Don’t Step In Front Of The Bull
I’m running a bit short on time this morning as I spent a good portion of it figuring out a tricky math problem I needed to solve for my one of my new short term momo indicators (i.e. a Laplace bubble). Big kudos to the Gold Gerb who didn’t hand me the solution on a platter but at least pointed me into the right direction (for which he was richly rewarded). Albeit a bit rusty in the calculus department I was able to take it from there and figure out how to process my input successfully. Of course in hindsight the solution is rather trivial, and actually confirmed one of my early ideas, but just in trading hindsight is 20/20. And in the end only results count.

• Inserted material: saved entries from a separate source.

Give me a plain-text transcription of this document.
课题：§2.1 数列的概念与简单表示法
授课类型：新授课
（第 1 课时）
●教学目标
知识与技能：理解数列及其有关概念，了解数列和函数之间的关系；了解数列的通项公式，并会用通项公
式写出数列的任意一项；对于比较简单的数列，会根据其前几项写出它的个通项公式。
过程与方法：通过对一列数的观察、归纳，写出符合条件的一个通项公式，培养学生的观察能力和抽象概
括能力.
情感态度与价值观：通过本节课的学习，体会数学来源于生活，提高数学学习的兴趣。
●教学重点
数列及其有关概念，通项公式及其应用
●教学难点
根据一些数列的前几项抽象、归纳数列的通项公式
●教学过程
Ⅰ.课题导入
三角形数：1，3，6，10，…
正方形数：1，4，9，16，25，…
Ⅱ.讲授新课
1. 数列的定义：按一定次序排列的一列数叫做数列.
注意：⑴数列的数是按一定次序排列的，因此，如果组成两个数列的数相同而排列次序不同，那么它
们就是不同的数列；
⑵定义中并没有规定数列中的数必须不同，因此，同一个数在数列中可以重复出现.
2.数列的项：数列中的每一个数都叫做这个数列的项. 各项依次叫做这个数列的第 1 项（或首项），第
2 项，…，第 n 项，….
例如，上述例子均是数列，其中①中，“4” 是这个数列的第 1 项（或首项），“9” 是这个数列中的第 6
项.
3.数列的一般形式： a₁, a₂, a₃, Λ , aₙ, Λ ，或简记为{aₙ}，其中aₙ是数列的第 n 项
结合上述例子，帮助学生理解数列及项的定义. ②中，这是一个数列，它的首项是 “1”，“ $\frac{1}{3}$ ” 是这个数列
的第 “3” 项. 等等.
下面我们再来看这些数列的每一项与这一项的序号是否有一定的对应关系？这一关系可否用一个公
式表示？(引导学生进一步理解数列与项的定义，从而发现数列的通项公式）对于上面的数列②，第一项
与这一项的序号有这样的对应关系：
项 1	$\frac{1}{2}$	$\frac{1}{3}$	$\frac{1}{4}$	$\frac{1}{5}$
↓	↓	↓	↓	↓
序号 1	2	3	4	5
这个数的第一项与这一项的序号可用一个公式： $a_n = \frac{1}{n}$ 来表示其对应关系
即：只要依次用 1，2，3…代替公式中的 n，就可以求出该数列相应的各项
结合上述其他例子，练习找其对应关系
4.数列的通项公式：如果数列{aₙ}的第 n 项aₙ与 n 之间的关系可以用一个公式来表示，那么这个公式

I’m running a bit too late for posting setups but at the danger of stating the obvious I nevertheless wanted to issue a stern warning to any of you who may feel tempted to ‘sell the rip’ or ‘fade the crowd’ or try anything stupid just to be contrarian. Quite often the crowd is right and if in doubt follow the tape higher.
Equities have been on a tear for weeks and despite lacking in breadth and momentum (see my massive momo post yesterday) are not encountering anything substantial in terms of resistance. Neither the futures or the actual S&P cash index are giving us any technical context we could hang our hats onto at this moment. Shown above is the latter which only features a last bastion of technical resistance near 2104 in the form of a small cluster of monthly Net-Line Sell Levels (NLSLs). Whether or not that actually will stave off or even diminish any bullish momentum remains to be seen. But at minimum let’s wait and see once we get there. Never step in front of a train, bus, bull, bullet, or any other fast moving object in general.
I’ll tack on a few more charts here later today if I run into anything interesting.